The design skills carry the readability rules (contrast, color- independence, Miller's Law tile budgets, Peak-End placement). The mechanics skills carry the API. Both apply on a painter or workspace task; don't pick one. The design skill tells you what to build; the mechanics skill tells you how to push it.

Batch mutations: use assistant.project.bulkApply, don't loop

The most common discovery-skill mistake is iterating individual project.dataset.update / project.dataset.setOption calls when patching many datasets at once. Don't. Use assistant.project.bulkApply{ops: [...]} for any loop of ≥3 project mutations. It wraps project.batch, rejects nested batches, and summarizes failures.

Why it matters:

  • Each individual call round-trips through autosave + tree-model rebuild. At 40 datasets, that's 40× the latency and 40× the QML model thrash.
  • assistant.project.bulkApply / project.batch suspends autosave for the whole batch, applies every op sequentially under one save-flush, and returns per-op results in order (same self-correction signal as N round-trips, fraction of the cost).
  • Max 1024 ops per batch. Caller decides stopOnError (default false, best-effort).

Pre-flight self-check: before authoring a loop, ask "am I about to issue ≥3 project. mutations?" If yes, switch to assistant.project.bulkApply.* Specialized bulk endpoints (e.g. project.dataset.addMany) win where they exist, but project.batch is the universal fallback.

Example, renumber + rename 40 datasets in one call:

assistant.project.bulkApply{
  ops: [
    {command: "project.dataset.update",
     params: {groupId: 0, datasetId: 0, title: "LED 1", index: 1}},
    {command: "project.dataset.update",
     params: {groupId: 0, datasetId: 1, title: "LED 2", index: 2}},
    ...
  ]
}

Caveat: NOT a database transaction. Already-applied ops are not rolled back on later failures; use stopOnError: true if partial application would be worse than abort.

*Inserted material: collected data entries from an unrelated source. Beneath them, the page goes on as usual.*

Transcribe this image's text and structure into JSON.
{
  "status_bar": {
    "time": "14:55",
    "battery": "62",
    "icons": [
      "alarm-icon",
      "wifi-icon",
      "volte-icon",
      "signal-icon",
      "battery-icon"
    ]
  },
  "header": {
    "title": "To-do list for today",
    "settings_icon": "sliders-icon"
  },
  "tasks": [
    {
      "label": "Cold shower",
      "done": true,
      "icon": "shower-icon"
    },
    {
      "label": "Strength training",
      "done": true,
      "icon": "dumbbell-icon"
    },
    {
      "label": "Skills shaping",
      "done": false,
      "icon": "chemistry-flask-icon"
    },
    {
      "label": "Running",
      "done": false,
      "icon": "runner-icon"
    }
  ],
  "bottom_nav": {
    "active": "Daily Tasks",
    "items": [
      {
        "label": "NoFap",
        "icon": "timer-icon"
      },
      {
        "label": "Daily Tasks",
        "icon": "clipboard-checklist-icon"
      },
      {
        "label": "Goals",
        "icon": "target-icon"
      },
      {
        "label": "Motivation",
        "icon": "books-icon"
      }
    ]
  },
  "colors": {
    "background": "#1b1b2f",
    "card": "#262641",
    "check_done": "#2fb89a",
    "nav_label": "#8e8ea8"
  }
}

Detecting stale uniqueId references

uniqueId is opaque and allocated-counter stable: reorders and moves don't change it. The hazard is structural drift: adds, deletes, and duplicates change what positional ids (groupId, datasetId) refer to. If you cached ids, made an unrelated tool call, and then went to mutate "the same" dataset, you may now be addressing a different one.

The protection mechanism is projectEpoch, a monotonic counter that bumps on every structural mutation (group/dataset add, delete, move, source add/delete).

How to use it:

  1. Every read response (project.snapshot, project.dataset.getByUniqueId, project.dataset.getExecutionOrder, dataset/group list calls, and the response of every mutating command) carries projectEpoch: N.
  2. Cache that epoch alongside any uniqueId you pull from the response.
  3. On the next mutating call (project.dataset.update, dataset.move, dataset.delete, group.move, group.delete), pass expectedProjectEpoch: N matching what you cached.
  4. If the project mutated between your cache and the call, the response will carry a warnings: [{code: "stale_project", expectedProjectEpoch, currentProjectEpoch, message}] entry. The mutation still happens, but on a stale_project warning you should project.snapshot again before issuing the next uniqueId-keyed call.

For long-running scripts: prefer project.dataset.getByPath (title path-based addressing). It survives reorders entirely and doesn't need the epoch dance.